Machine Learning provides a promising way to analyze large datasets with multiple variables and identify patterns that may not be clear through traditional statistical approaches,” the researchers write.
The team tested a variety of machine learning algorithms to optimally examine a variety of factors to predict the speed of accurate responses in flanker tests. Researchers tested the predictive capabilities of each algorithm and used a variety of approaches to verify what appeared to perform best.
They found that age was the most influential predictor of performance on the test, with persistent diastolic blood pressure, BMI and systolic blood pressure. Compliance with a healthy feeding index predicted less cognitive performance than blood pressure or BMI, but was also correlated with improved test performance.
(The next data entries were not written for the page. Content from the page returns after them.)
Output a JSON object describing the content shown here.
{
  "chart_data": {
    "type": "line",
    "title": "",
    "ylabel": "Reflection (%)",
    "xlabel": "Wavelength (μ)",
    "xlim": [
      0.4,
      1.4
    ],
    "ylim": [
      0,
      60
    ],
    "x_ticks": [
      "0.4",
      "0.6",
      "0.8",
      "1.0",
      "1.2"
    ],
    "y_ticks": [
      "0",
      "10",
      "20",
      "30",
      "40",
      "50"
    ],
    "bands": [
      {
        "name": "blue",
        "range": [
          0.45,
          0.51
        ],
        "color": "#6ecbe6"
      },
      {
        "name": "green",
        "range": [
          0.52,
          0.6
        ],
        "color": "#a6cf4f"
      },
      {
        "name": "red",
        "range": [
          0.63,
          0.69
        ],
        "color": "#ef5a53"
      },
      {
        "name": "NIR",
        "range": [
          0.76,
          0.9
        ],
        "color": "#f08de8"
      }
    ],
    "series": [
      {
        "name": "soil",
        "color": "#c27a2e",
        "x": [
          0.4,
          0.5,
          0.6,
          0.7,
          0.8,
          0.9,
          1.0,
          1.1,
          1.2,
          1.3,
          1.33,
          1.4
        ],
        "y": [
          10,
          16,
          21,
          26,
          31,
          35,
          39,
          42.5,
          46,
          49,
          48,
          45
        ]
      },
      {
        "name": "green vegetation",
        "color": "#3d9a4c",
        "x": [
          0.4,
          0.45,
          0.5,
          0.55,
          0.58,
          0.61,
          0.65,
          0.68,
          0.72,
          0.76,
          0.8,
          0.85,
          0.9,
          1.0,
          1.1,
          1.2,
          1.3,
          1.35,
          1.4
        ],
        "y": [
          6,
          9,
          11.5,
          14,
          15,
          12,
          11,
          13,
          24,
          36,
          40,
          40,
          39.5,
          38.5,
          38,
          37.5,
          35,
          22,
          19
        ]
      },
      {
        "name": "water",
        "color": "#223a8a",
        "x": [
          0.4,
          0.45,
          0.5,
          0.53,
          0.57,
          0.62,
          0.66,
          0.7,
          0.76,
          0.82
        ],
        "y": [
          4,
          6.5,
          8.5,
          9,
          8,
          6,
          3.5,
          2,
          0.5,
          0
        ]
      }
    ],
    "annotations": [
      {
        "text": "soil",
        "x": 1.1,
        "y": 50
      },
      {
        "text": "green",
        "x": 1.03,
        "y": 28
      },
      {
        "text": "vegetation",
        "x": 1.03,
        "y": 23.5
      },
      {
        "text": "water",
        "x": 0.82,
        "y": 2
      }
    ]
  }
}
“Physical activity appears as a moderate predictor of reaction time, and the results suggest that it may interact with other lifestyle factors, such as diet and weight, to affect cognitive performance,” Kahn said.
“This study reveals how machine learning can bring accuracy and nuance to the field of nutritional neuroscience,” he said. “By moving beyond traditional approaches, machine learning can help coordinate strategies for aging populations, individuals at metabolic risk, or those seeking to enhance cognitive function through lifestyle changes.”
I. of I. Personalized Nutrition Initiative and the National Center for Supercomputing Applications supported this study.
Kahn is a nutritionist and affiliate professor at Illinois Department of Nutrition Science, Neuroscience Programs and Beckman Institute of Advanced Science and Technology.
sauce:
University of Illinois, Urbana-Champaign
Journal Reference:
Verma, S. , et al. (2025). Predict cognitive outcomes via nutrition and health markers using supervised machine learning. Journal of Nutrition. doi.org/10.1016/j.tjnut.2025.05.003.